Background: Exosomes derived from mesenchymal stromal cells (MSCs) reportedly enhance the healing process. However, no studies have investigated the effect of exosomes from infrapatellar fat pad (IPFP) MSCs on tendon-bone healing and intra-articular graft remodeling after anterior cruciate ligament reconstruction (ACLR). Purpose: To evaluate the in vivo effect of exosomes from IPFP MSCs on tendon-bone healing and intra-articular graft remodeling in a rat model of ACLR. Study Design: Controlled laboratory study. Methods: A total of 90 skeletally mature male Sprague Dawley rats underwent unilateral ACLR using an autograft. All rats were randomly divided into 3 groups: sham injection (SI) group (n = 30), control injection (CI) group (n = 30), and IPFP MSC-derived exosome injection (IMEI) group (n = 30). At 2, 4, and 8 weeks postoperatively, tendon-bone healing and intra-articular graft remodeling were evaluated via biomechanical testing, micro-computed tomography, and histological analysis; macrophage polarization was evaluated using immunohistochemical staining. Results: Biomechanical testing demonstrated a significantly higher failure load and stiffness in the IMEI group than in the SI and CI groups at 4 and 8 weeks postoperatively. Moreover, a thinner graft-to-bone healing interface with more fibrocartilage was observed in the IMEI group at both time points. Micro-computed tomography revealed greater new bone ingrowth in the IMEI group than in the other groups, as demonstrated by smaller mean bone tunnel areas and a larger bone volume/total volume ratio. Additionally, more cellular infiltration was observed in the intra-articular graft in the IMEI group than in the other groups at 4 weeks, followed by more regularly organized fibers with mature collagen at 8 weeks.

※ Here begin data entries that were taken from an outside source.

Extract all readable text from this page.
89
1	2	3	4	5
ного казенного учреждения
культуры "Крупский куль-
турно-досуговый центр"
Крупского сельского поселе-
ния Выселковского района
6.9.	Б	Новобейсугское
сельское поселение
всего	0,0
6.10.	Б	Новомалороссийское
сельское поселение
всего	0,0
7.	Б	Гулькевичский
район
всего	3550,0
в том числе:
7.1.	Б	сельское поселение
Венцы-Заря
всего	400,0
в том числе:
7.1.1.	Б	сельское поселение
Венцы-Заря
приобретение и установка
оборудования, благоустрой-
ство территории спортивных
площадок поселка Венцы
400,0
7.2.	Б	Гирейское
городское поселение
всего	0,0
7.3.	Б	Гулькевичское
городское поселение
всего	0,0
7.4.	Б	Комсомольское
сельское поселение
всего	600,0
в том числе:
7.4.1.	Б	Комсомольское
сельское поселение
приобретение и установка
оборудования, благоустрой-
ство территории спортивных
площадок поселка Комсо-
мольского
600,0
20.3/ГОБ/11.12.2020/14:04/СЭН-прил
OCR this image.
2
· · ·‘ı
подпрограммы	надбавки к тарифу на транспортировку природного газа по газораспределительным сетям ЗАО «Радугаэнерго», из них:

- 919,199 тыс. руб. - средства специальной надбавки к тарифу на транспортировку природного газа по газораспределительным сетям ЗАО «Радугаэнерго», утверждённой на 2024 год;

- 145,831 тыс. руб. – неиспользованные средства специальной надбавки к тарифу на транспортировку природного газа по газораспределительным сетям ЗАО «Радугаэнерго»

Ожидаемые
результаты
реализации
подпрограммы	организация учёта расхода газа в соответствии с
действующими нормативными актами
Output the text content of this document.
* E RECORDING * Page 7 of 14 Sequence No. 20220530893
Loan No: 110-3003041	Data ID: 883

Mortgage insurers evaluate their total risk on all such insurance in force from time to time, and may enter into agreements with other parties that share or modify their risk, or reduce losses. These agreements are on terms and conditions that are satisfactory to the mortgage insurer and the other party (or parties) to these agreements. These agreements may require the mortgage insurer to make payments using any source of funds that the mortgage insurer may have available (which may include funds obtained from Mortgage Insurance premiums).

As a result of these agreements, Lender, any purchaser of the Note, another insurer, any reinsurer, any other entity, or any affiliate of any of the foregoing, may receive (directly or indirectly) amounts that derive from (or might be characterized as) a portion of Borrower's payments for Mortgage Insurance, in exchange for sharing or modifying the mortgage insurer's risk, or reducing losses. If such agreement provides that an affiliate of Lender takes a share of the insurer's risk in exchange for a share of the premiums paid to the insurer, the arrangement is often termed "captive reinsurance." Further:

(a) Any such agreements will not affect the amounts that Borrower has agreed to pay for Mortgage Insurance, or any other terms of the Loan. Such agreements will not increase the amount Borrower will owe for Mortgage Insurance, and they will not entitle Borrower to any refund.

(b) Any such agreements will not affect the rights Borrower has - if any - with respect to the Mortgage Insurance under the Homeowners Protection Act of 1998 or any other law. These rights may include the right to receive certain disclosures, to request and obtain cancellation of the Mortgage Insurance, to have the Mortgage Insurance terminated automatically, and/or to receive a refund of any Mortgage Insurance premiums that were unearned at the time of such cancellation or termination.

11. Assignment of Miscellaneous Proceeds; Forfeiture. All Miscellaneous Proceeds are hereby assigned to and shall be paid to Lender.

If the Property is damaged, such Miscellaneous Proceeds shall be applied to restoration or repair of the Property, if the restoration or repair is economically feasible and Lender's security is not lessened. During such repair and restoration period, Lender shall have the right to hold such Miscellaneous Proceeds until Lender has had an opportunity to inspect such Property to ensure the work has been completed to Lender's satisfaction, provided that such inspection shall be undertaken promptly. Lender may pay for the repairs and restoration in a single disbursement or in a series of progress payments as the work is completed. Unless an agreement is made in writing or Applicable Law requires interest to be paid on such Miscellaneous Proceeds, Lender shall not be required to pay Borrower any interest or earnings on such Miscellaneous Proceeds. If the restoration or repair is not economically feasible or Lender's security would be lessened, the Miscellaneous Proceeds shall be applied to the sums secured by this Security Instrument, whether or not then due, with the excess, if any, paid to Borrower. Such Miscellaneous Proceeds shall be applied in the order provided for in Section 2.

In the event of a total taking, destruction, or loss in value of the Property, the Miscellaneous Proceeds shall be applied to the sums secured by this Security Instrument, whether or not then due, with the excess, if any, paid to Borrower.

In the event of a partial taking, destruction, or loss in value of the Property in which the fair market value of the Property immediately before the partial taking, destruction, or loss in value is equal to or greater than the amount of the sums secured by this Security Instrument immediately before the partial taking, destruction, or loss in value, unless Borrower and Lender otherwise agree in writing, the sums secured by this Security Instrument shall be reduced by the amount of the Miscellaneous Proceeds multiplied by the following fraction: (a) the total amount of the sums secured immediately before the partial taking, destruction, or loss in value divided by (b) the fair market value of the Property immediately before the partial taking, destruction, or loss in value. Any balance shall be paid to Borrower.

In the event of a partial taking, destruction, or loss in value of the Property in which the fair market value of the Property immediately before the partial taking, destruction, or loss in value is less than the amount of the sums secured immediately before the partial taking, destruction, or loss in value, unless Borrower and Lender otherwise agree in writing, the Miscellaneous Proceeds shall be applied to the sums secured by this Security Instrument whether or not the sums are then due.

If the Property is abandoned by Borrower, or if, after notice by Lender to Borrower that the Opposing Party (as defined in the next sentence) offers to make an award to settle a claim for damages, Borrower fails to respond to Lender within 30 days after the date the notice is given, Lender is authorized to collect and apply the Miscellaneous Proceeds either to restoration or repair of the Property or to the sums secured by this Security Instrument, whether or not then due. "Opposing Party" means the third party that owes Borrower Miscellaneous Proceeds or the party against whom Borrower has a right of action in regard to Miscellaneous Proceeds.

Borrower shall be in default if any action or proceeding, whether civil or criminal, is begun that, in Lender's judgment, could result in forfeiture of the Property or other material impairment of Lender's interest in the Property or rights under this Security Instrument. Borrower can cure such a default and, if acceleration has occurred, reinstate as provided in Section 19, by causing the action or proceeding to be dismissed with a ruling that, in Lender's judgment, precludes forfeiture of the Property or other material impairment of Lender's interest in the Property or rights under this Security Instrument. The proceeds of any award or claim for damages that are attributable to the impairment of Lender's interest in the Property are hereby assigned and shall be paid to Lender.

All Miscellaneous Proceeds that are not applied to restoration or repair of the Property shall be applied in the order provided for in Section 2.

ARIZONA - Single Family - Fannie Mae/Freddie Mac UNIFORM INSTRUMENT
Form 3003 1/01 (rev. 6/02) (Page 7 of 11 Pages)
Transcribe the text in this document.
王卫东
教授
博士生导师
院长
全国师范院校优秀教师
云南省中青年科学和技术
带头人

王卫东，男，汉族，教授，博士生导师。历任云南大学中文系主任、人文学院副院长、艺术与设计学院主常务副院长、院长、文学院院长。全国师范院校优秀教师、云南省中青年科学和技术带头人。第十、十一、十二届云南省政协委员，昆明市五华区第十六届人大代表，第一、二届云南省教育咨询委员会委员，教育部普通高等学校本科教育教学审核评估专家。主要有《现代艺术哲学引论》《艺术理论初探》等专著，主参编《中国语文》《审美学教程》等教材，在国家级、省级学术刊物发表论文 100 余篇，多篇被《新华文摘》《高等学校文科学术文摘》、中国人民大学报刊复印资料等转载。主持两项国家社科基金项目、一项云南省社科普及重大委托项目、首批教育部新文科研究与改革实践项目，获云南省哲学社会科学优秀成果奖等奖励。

Notably, similar trends of macrophage polarization were found at both the graft-to-bone interface and the intra-articular graft in the IMEI group, with significantly fewer proinflammatory M1 macrophages and larger numbers of reparative M2 macrophages than in the SI and CI groups. Conclusion: IPFP MSC-derived exosomes accelerated tendon-bone healing and intra-articular graft remodeling after ACLR, which may have resulted from the immunomodulation of macrophage polarization.